As our ETIL process described earlier shows us the process for data extraction and storage, we will start a deeper dive of the data protection ecosystem by looking at storage media. Typically, the data in backup systems is referred to as "secondary" data (compared to "primary" data) as it isn't directly accessed by production applications, other than backup software. Secondary data can be stored on tape, disk, NAND flash or on the public cloud, which is an ofuscated version of the first set of technologies.

Media Requirements

The characteristics of secondary data are generally different from that of primary data in computing systems. Primary data resides on systems that deliver high random access I/O performance and good throughput. Random access refers to the capability to retrieve any individual piece of data directly, compared to sequential access that requires traversing media until the required data is reached. Tape, for example, is a sequential medium, as the tape must be spooled or read from the start to the required access point. In contrast, HDD and SSD are random media that can be accessed by logical byte or block address.
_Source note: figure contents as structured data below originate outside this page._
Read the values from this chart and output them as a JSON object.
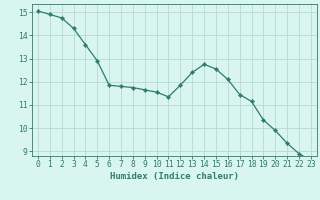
{
  "x": [
    0,
    1,
    2,
    3,
    4,
    5,
    6,
    7,
    8,
    9,
    10,
    11,
    12,
    13,
    14,
    15,
    16,
    17,
    18,
    19,
    20,
    21,
    22,
    23
  ],
  "y": [
    15.05,
    14.9,
    14.75,
    14.3,
    13.6,
    12.9,
    11.85,
    11.8,
    11.75,
    11.65,
    11.55,
    11.35,
    11.85,
    12.4,
    12.75,
    12.55,
    12.1,
    11.45,
    11.15,
    10.35,
    9.9,
    9.35,
    8.9,
    8.6
  ],
  "line_color": "#2e7d6e",
  "marker": "D",
  "marker_size": 2.2,
  "bg_color": "#d8f5f0",
  "grid_color": "#b8d8d2",
  "xlabel": "Humidex (Indice chaleur)",
  "ylim": [
    8.8,
    15.35
  ],
  "xlim": [
    -0.5,
    23.5
  ],
  "yticks": [
    9,
    10,
    11,
    12,
    13,
    14,
    15
  ],
  "xticks": [
    0,
    1,
    2,
    3,
    4,
    5,
    6,
    7,
    8,
    9,
    10,
    11,
    12,
    13,
    14,
    15,
    16,
    17,
    18,
    19,
    20,
    21,
    22,
    23
  ],
  "tick_color": "#2e7d6e",
  "label_fontsize": 6.5,
  "tick_fontsize": 5.8,
  "linewidth": 0.9
}
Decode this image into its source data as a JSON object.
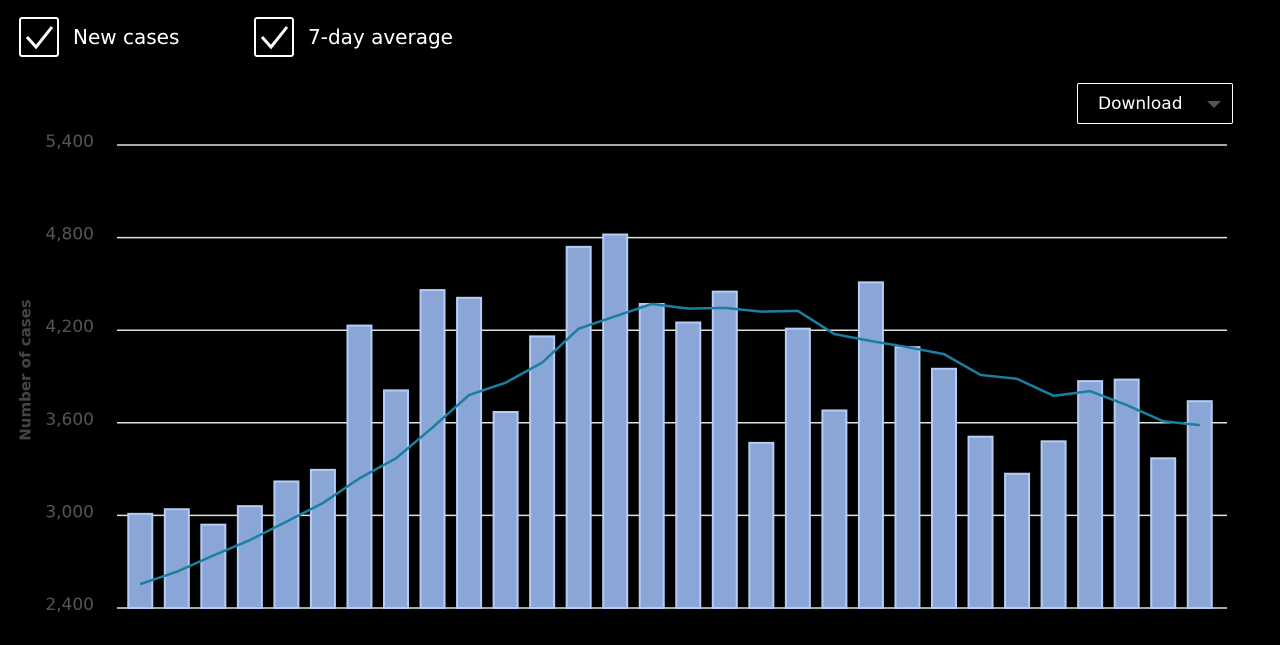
{
  "chart_data": {
    "type": "bar",
    "y_label": "Number of cases",
    "ylim": [
      2400,
      5400
    ],
    "yticks": [
      {
        "value": 2400,
        "label": "2,400"
      },
      {
        "value": 3000,
        "label": "3,000"
      },
      {
        "value": 3600,
        "label": "3,600"
      },
      {
        "value": 4200,
        "label": "4,200"
      },
      {
        "value": 4800,
        "label": "4,800"
      },
      {
        "value": 5400,
        "label": "5,400"
      }
    ],
    "grid": true,
    "series": [
      {
        "name": "New cases",
        "type": "bar",
        "color": "#8aa6d6",
        "values": [
          3010,
          3040,
          2940,
          3060,
          3220,
          3295,
          4230,
          3810,
          4460,
          4410,
          3670,
          4160,
          4740,
          4820,
          4370,
          4250,
          4450,
          3470,
          4210,
          3680,
          4510,
          4090,
          3950,
          3510,
          3270,
          3480,
          3870,
          3880,
          3370,
          3740
        ]
      },
      {
        "name": "7-day average",
        "type": "line",
        "color": "#1a7fa0",
        "values": [
          2555,
          2635,
          2740,
          2840,
          2960,
          3080,
          3240,
          3370,
          3570,
          3780,
          3860,
          3990,
          4210,
          4290,
          4370,
          4340,
          4345,
          4320,
          4325,
          4175,
          4130,
          4090,
          4045,
          3910,
          3885,
          3775,
          3805,
          3715,
          3610,
          3585
        ]
      }
    ]
  },
  "controls": {
    "download": "Download"
  }
}
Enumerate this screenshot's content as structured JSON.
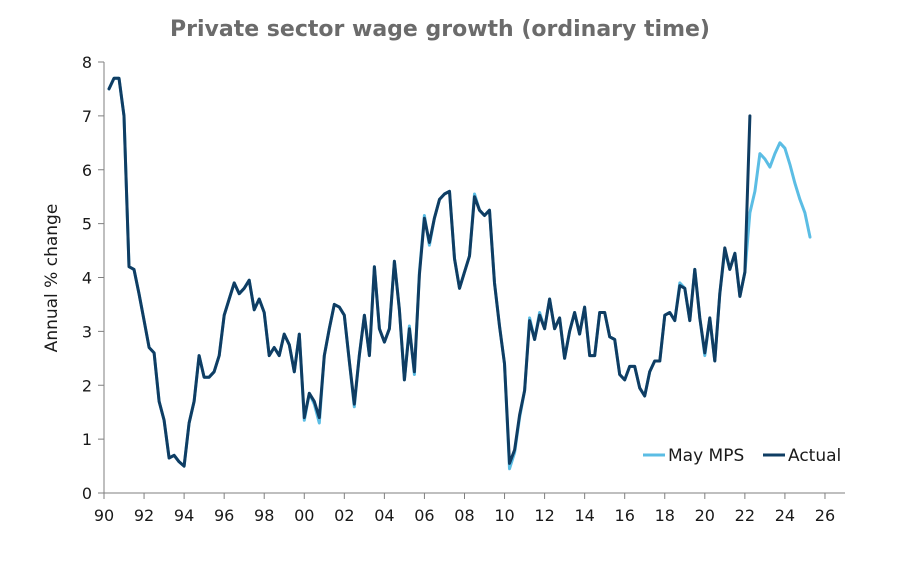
{
  "chart_data": {
    "type": "line",
    "title": "Private sector wage growth (ordinary time)",
    "xlabel": "",
    "ylabel": "Annual % change",
    "xlim": [
      1990,
      2027
    ],
    "ylim": [
      0,
      8
    ],
    "x_ticks": [
      1990,
      1992,
      1994,
      1996,
      1998,
      2000,
      2002,
      2004,
      2006,
      2008,
      2010,
      2012,
      2014,
      2016,
      2018,
      2020,
      2022,
      2024,
      2026
    ],
    "x_tick_labels": [
      "90",
      "92",
      "94",
      "96",
      "98",
      "00",
      "02",
      "04",
      "06",
      "08",
      "10",
      "12",
      "14",
      "16",
      "18",
      "20",
      "22",
      "24",
      "26"
    ],
    "y_ticks": [
      0,
      1,
      2,
      3,
      4,
      5,
      6,
      7,
      8
    ],
    "y_tick_labels": [
      "0",
      "1",
      "2",
      "3",
      "4",
      "5",
      "6",
      "7",
      "8"
    ],
    "grid": false,
    "legend_position": "bottom-right",
    "series": [
      {
        "name": "May MPS",
        "color": "#5bbde4",
        "x": [
          1990.25,
          1990.5,
          1990.75,
          1991.0,
          1991.25,
          1991.5,
          1991.75,
          1992.0,
          1992.25,
          1992.5,
          1992.75,
          1993.0,
          1993.25,
          1993.5,
          1993.75,
          1994.0,
          1994.25,
          1994.5,
          1994.75,
          1995.0,
          1995.25,
          1995.5,
          1995.75,
          1996.0,
          1996.25,
          1996.5,
          1996.75,
          1997.0,
          1997.25,
          1997.5,
          1997.75,
          1998.0,
          1998.25,
          1998.5,
          1998.75,
          1999.0,
          1999.25,
          1999.5,
          1999.75,
          2000.0,
          2000.25,
          2000.5,
          2000.75,
          2001.0,
          2001.25,
          2001.5,
          2001.75,
          2002.0,
          2002.25,
          2002.5,
          2002.75,
          2003.0,
          2003.25,
          2003.5,
          2003.75,
          2004.0,
          2004.25,
          2004.5,
          2004.75,
          2005.0,
          2005.25,
          2005.5,
          2005.75,
          2006.0,
          2006.25,
          2006.5,
          2006.75,
          2007.0,
          2007.25,
          2007.5,
          2007.75,
          2008.0,
          2008.25,
          2008.5,
          2008.75,
          2009.0,
          2009.25,
          2009.5,
          2009.75,
          2010.0,
          2010.25,
          2010.5,
          2010.75,
          2011.0,
          2011.25,
          2011.5,
          2011.75,
          2012.0,
          2012.25,
          2012.5,
          2012.75,
          2013.0,
          2013.25,
          2013.5,
          2013.75,
          2014.0,
          2014.25,
          2014.5,
          2014.75,
          2015.0,
          2015.25,
          2015.5,
          2015.75,
          2016.0,
          2016.25,
          2016.5,
          2016.75,
          2017.0,
          2017.25,
          2017.5,
          2017.75,
          2018.0,
          2018.25,
          2018.5,
          2018.75,
          2019.0,
          2019.25,
          2019.5,
          2019.75,
          2020.0,
          2020.25,
          2020.5,
          2020.75,
          2021.0,
          2021.25,
          2021.5,
          2021.75,
          2022.0,
          2022.25,
          2022.5,
          2022.75,
          2023.0,
          2023.25,
          2023.5,
          2023.75,
          2024.0,
          2024.25,
          2024.5,
          2024.75,
          2025.0,
          2025.25
        ],
        "y": [
          7.5,
          7.7,
          7.7,
          7.0,
          4.2,
          4.15,
          3.7,
          3.2,
          2.7,
          2.6,
          1.7,
          1.35,
          0.65,
          0.7,
          0.58,
          0.5,
          1.3,
          1.7,
          2.55,
          2.15,
          2.15,
          2.25,
          2.55,
          3.3,
          3.6,
          3.9,
          3.7,
          3.8,
          3.95,
          3.4,
          3.6,
          3.35,
          2.55,
          2.7,
          2.55,
          2.95,
          2.75,
          2.25,
          2.95,
          1.35,
          1.85,
          1.65,
          1.3,
          2.55,
          3.05,
          3.5,
          3.45,
          3.3,
          2.45,
          1.6,
          2.55,
          3.3,
          2.55,
          4.2,
          3.05,
          2.8,
          3.05,
          4.3,
          3.4,
          2.1,
          3.1,
          2.2,
          4.1,
          5.15,
          4.6,
          5.1,
          5.45,
          5.55,
          5.6,
          4.35,
          3.8,
          4.1,
          4.4,
          5.55,
          5.25,
          5.15,
          5.25,
          3.9,
          3.1,
          2.4,
          0.45,
          0.75,
          1.4,
          1.9,
          3.25,
          2.85,
          3.35,
          3.05,
          3.6,
          3.05,
          3.25,
          2.5,
          3.0,
          3.35,
          2.95,
          3.45,
          2.55,
          2.55,
          3.35,
          3.35,
          2.9,
          2.85,
          2.2,
          2.1,
          2.35,
          2.35,
          1.95,
          1.8,
          2.25,
          2.45,
          2.45,
          3.3,
          3.35,
          3.2,
          3.9,
          3.8,
          3.2,
          4.15,
          3.25,
          2.55,
          3.25,
          2.45,
          3.7,
          4.5,
          4.15,
          4.45,
          3.65,
          4.1,
          5.2,
          5.6,
          6.3,
          6.2,
          6.05,
          6.3,
          6.5,
          6.4,
          6.1,
          5.75,
          5.45,
          5.2,
          4.75
        ]
      },
      {
        "name": "Actual",
        "color": "#0f3d63",
        "x": [
          1990.25,
          1990.5,
          1990.75,
          1991.0,
          1991.25,
          1991.5,
          1991.75,
          1992.0,
          1992.25,
          1992.5,
          1992.75,
          1993.0,
          1993.25,
          1993.5,
          1993.75,
          1994.0,
          1994.25,
          1994.5,
          1994.75,
          1995.0,
          1995.25,
          1995.5,
          1995.75,
          1996.0,
          1996.25,
          1996.5,
          1996.75,
          1997.0,
          1997.25,
          1997.5,
          1997.75,
          1998.0,
          1998.25,
          1998.5,
          1998.75,
          1999.0,
          1999.25,
          1999.5,
          1999.75,
          2000.0,
          2000.25,
          2000.5,
          2000.75,
          2001.0,
          2001.25,
          2001.5,
          2001.75,
          2002.0,
          2002.25,
          2002.5,
          2002.75,
          2003.0,
          2003.25,
          2003.5,
          2003.75,
          2004.0,
          2004.25,
          2004.5,
          2004.75,
          2005.0,
          2005.25,
          2005.5,
          2005.75,
          2006.0,
          2006.25,
          2006.5,
          2006.75,
          2007.0,
          2007.25,
          2007.5,
          2007.75,
          2008.0,
          2008.25,
          2008.5,
          2008.75,
          2009.0,
          2009.25,
          2009.5,
          2009.75,
          2010.0,
          2010.25,
          2010.5,
          2010.75,
          2011.0,
          2011.25,
          2011.5,
          2011.75,
          2012.0,
          2012.25,
          2012.5,
          2012.75,
          2013.0,
          2013.25,
          2013.5,
          2013.75,
          2014.0,
          2014.25,
          2014.5,
          2014.75,
          2015.0,
          2015.25,
          2015.5,
          2015.75,
          2016.0,
          2016.25,
          2016.5,
          2016.75,
          2017.0,
          2017.25,
          2017.5,
          2017.75,
          2018.0,
          2018.25,
          2018.5,
          2018.75,
          2019.0,
          2019.25,
          2019.5,
          2019.75,
          2020.0,
          2020.25,
          2020.5,
          2020.75,
          2021.0,
          2021.25,
          2021.5,
          2021.75,
          2022.0,
          2022.25
        ],
        "y": [
          7.5,
          7.7,
          7.7,
          7.0,
          4.2,
          4.15,
          3.7,
          3.2,
          2.7,
          2.6,
          1.7,
          1.35,
          0.65,
          0.7,
          0.58,
          0.5,
          1.3,
          1.7,
          2.55,
          2.15,
          2.15,
          2.25,
          2.55,
          3.3,
          3.6,
          3.9,
          3.7,
          3.8,
          3.95,
          3.4,
          3.6,
          3.35,
          2.55,
          2.7,
          2.55,
          2.95,
          2.75,
          2.25,
          2.95,
          1.4,
          1.85,
          1.7,
          1.4,
          2.55,
          3.05,
          3.5,
          3.45,
          3.3,
          2.45,
          1.65,
          2.55,
          3.3,
          2.55,
          4.2,
          3.05,
          2.8,
          3.05,
          4.3,
          3.4,
          2.1,
          3.05,
          2.25,
          4.05,
          5.1,
          4.65,
          5.1,
          5.45,
          5.55,
          5.6,
          4.35,
          3.8,
          4.1,
          4.4,
          5.5,
          5.25,
          5.15,
          5.25,
          3.9,
          3.1,
          2.4,
          0.55,
          0.8,
          1.45,
          1.9,
          3.2,
          2.85,
          3.3,
          3.05,
          3.6,
          3.05,
          3.25,
          2.5,
          3.0,
          3.35,
          2.95,
          3.45,
          2.55,
          2.55,
          3.35,
          3.35,
          2.9,
          2.85,
          2.2,
          2.1,
          2.35,
          2.35,
          1.95,
          1.8,
          2.25,
          2.45,
          2.45,
          3.3,
          3.35,
          3.2,
          3.85,
          3.8,
          3.2,
          4.15,
          3.25,
          2.6,
          3.25,
          2.45,
          3.7,
          4.55,
          4.15,
          4.45,
          3.65,
          4.1,
          7.0
        ]
      }
    ]
  }
}
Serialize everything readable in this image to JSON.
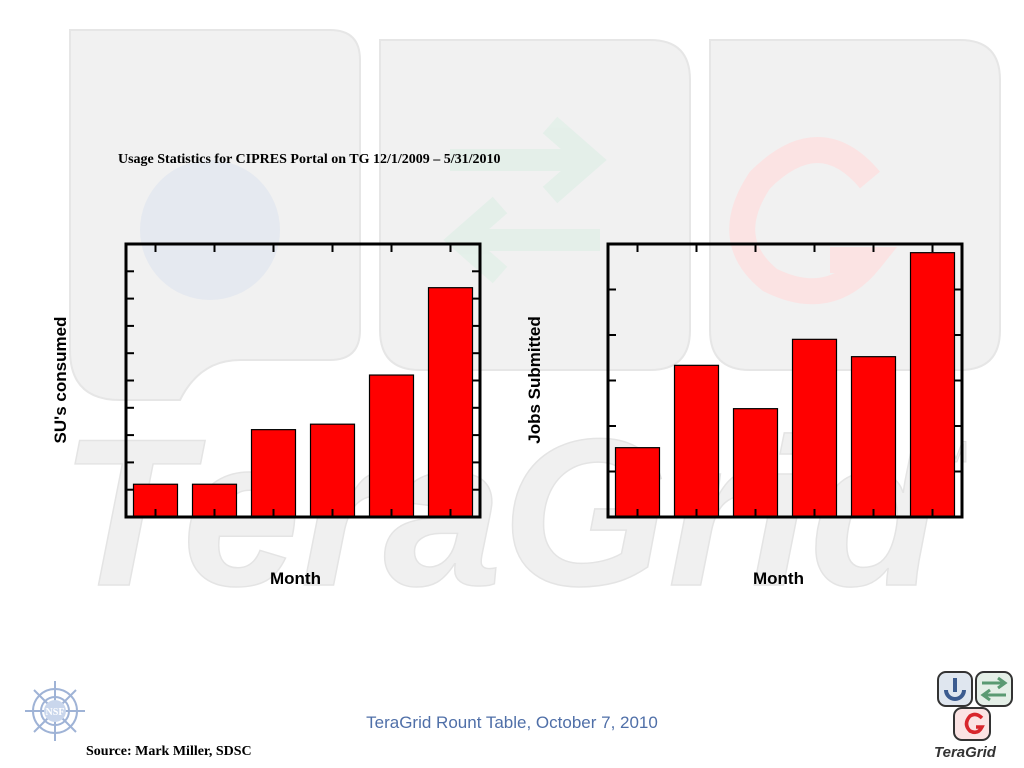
{
  "slide": {
    "title": "Usage Statistics for CIPRES Portal on TG 12/1/2009 – 5/31/2010",
    "footer": "TeraGrid Rount Table, October 7, 2010",
    "source": "Source: Mark Miller, SDSC",
    "watermark_text": "TeraGrid",
    "logo_text": "TeraGrid",
    "logo_tm": "TM",
    "nsf_text": "NSF"
  },
  "colors": {
    "bar": "#ff0000",
    "footer": "#4f6fa8",
    "watermark": "#ececec"
  },
  "chart_data": [
    {
      "type": "bar",
      "title": "",
      "xlabel": "Month",
      "ylabel": "SU's consumed",
      "categories": [
        "",
        "",
        "",
        "",
        "",
        ""
      ],
      "values": [
        12,
        12,
        32,
        34,
        52,
        84
      ],
      "ylim": [
        0,
        100
      ],
      "grid": false,
      "legend": "none"
    },
    {
      "type": "bar",
      "title": "",
      "xlabel": "Month",
      "ylabel": "Jobs Submitted",
      "categories": [
        "",
        "",
        "",
        "",
        "",
        ""
      ],
      "values": [
        16,
        35,
        25,
        41,
        37,
        61
      ],
      "ylim": [
        0,
        63
      ],
      "grid": false,
      "legend": "none"
    }
  ]
}
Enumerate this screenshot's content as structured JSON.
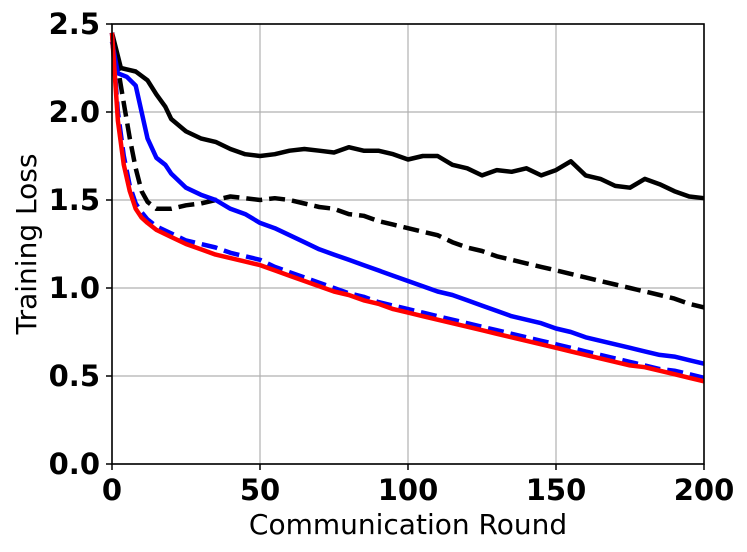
{
  "chart_data": {
    "type": "line",
    "title": "",
    "xlabel": "Communication Round",
    "ylabel": "Training Loss",
    "xlim": [
      0,
      200
    ],
    "ylim": [
      0,
      2.5
    ],
    "xticks": [
      0,
      50,
      100,
      150,
      200
    ],
    "xtick_labels": [
      "0",
      "50",
      "100",
      "150",
      "200"
    ],
    "yticks": [
      0,
      0.5,
      1.0,
      1.5,
      2.0,
      2.5
    ],
    "ytick_labels": [
      "0.0",
      "0.5",
      "1.0",
      "1.5",
      "2.0",
      "2.5"
    ],
    "grid": true,
    "legend": "none",
    "series": [
      {
        "color": "#000000",
        "style": "solid",
        "x": [
          0,
          3,
          8,
          12,
          15,
          18,
          20,
          25,
          30,
          35,
          40,
          45,
          50,
          55,
          60,
          65,
          70,
          75,
          80,
          85,
          90,
          95,
          100,
          105,
          110,
          115,
          120,
          125,
          130,
          135,
          140,
          145,
          150,
          155,
          160,
          165,
          170,
          175,
          180,
          185,
          190,
          195,
          200
        ],
        "y": [
          2.45,
          2.25,
          2.23,
          2.18,
          2.1,
          2.03,
          1.96,
          1.89,
          1.85,
          1.83,
          1.79,
          1.76,
          1.75,
          1.76,
          1.78,
          1.79,
          1.78,
          1.77,
          1.8,
          1.78,
          1.78,
          1.76,
          1.73,
          1.75,
          1.75,
          1.7,
          1.68,
          1.64,
          1.67,
          1.66,
          1.68,
          1.64,
          1.67,
          1.72,
          1.64,
          1.62,
          1.58,
          1.57,
          1.62,
          1.59,
          1.55,
          1.52,
          1.51
        ]
      },
      {
        "color": "#000000",
        "style": "dashed",
        "x": [
          0,
          2,
          4,
          6,
          8,
          10,
          12,
          15,
          20,
          25,
          30,
          35,
          40,
          45,
          50,
          55,
          60,
          65,
          70,
          75,
          80,
          85,
          90,
          95,
          100,
          105,
          110,
          115,
          120,
          125,
          130,
          135,
          140,
          145,
          150,
          155,
          160,
          165,
          170,
          175,
          180,
          185,
          190,
          195,
          200
        ],
        "y": [
          2.45,
          2.25,
          2.05,
          1.85,
          1.68,
          1.55,
          1.49,
          1.45,
          1.45,
          1.47,
          1.48,
          1.5,
          1.52,
          1.51,
          1.5,
          1.51,
          1.5,
          1.48,
          1.46,
          1.45,
          1.42,
          1.41,
          1.38,
          1.36,
          1.34,
          1.32,
          1.3,
          1.26,
          1.23,
          1.21,
          1.18,
          1.16,
          1.14,
          1.12,
          1.1,
          1.08,
          1.06,
          1.04,
          1.02,
          1.0,
          0.98,
          0.96,
          0.94,
          0.91,
          0.89
        ]
      },
      {
        "color": "#0000ff",
        "style": "solid",
        "x": [
          0,
          2,
          5,
          8,
          10,
          12,
          15,
          18,
          20,
          25,
          30,
          35,
          40,
          45,
          50,
          55,
          60,
          65,
          70,
          75,
          80,
          85,
          90,
          95,
          100,
          105,
          110,
          115,
          120,
          125,
          130,
          135,
          140,
          145,
          150,
          155,
          160,
          165,
          170,
          175,
          180,
          185,
          190,
          195,
          200
        ],
        "y": [
          2.4,
          2.22,
          2.2,
          2.15,
          2.0,
          1.85,
          1.74,
          1.7,
          1.65,
          1.57,
          1.53,
          1.5,
          1.45,
          1.42,
          1.37,
          1.34,
          1.3,
          1.26,
          1.22,
          1.19,
          1.16,
          1.13,
          1.1,
          1.07,
          1.04,
          1.01,
          0.98,
          0.96,
          0.93,
          0.9,
          0.87,
          0.84,
          0.82,
          0.8,
          0.77,
          0.75,
          0.72,
          0.7,
          0.68,
          0.66,
          0.64,
          0.62,
          0.61,
          0.59,
          0.57
        ]
      },
      {
        "color": "#0000ff",
        "style": "dashed",
        "x": [
          0,
          2,
          4,
          6,
          8,
          10,
          12,
          15,
          20,
          25,
          30,
          35,
          40,
          45,
          50,
          55,
          60,
          65,
          70,
          75,
          80,
          85,
          90,
          95,
          100,
          105,
          110,
          115,
          120,
          125,
          130,
          135,
          140,
          145,
          150,
          155,
          160,
          165,
          170,
          175,
          180,
          185,
          190,
          195,
          200
        ],
        "y": [
          2.45,
          2.0,
          1.75,
          1.58,
          1.48,
          1.43,
          1.39,
          1.35,
          1.31,
          1.27,
          1.25,
          1.23,
          1.2,
          1.18,
          1.16,
          1.12,
          1.09,
          1.06,
          1.03,
          1.0,
          0.97,
          0.95,
          0.92,
          0.9,
          0.88,
          0.86,
          0.84,
          0.82,
          0.8,
          0.78,
          0.76,
          0.74,
          0.72,
          0.7,
          0.68,
          0.66,
          0.64,
          0.62,
          0.6,
          0.58,
          0.56,
          0.54,
          0.53,
          0.51,
          0.49
        ]
      },
      {
        "color": "#ff0000",
        "style": "solid",
        "x": [
          0,
          2,
          4,
          6,
          8,
          10,
          12,
          15,
          20,
          25,
          30,
          35,
          40,
          45,
          50,
          55,
          60,
          65,
          70,
          75,
          80,
          85,
          90,
          95,
          100,
          105,
          110,
          115,
          120,
          125,
          130,
          135,
          140,
          145,
          150,
          155,
          160,
          165,
          170,
          175,
          180,
          185,
          190,
          195,
          200
        ],
        "y": [
          2.45,
          1.95,
          1.7,
          1.55,
          1.45,
          1.4,
          1.37,
          1.33,
          1.29,
          1.25,
          1.22,
          1.19,
          1.17,
          1.15,
          1.13,
          1.1,
          1.07,
          1.04,
          1.01,
          0.98,
          0.96,
          0.93,
          0.91,
          0.88,
          0.86,
          0.84,
          0.82,
          0.8,
          0.78,
          0.76,
          0.74,
          0.72,
          0.7,
          0.68,
          0.66,
          0.64,
          0.62,
          0.6,
          0.58,
          0.56,
          0.55,
          0.53,
          0.51,
          0.49,
          0.47
        ]
      }
    ]
  }
}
Secondary data access used to be solely focused on throughput speed. Backup time is measured by the throughput capability of secondary media. The faster data can be written to tape or disk, the quicker the backup will complete. Equally, the recovery time for data is also based on throughput. The faster data can be retrieved from secondary storage, the shorter the recovery process. As we will discuss later, data optimisation techniques have changed that paradigm somewhat, as data deduplication causes changes sequential I/O into almost totally random I/O.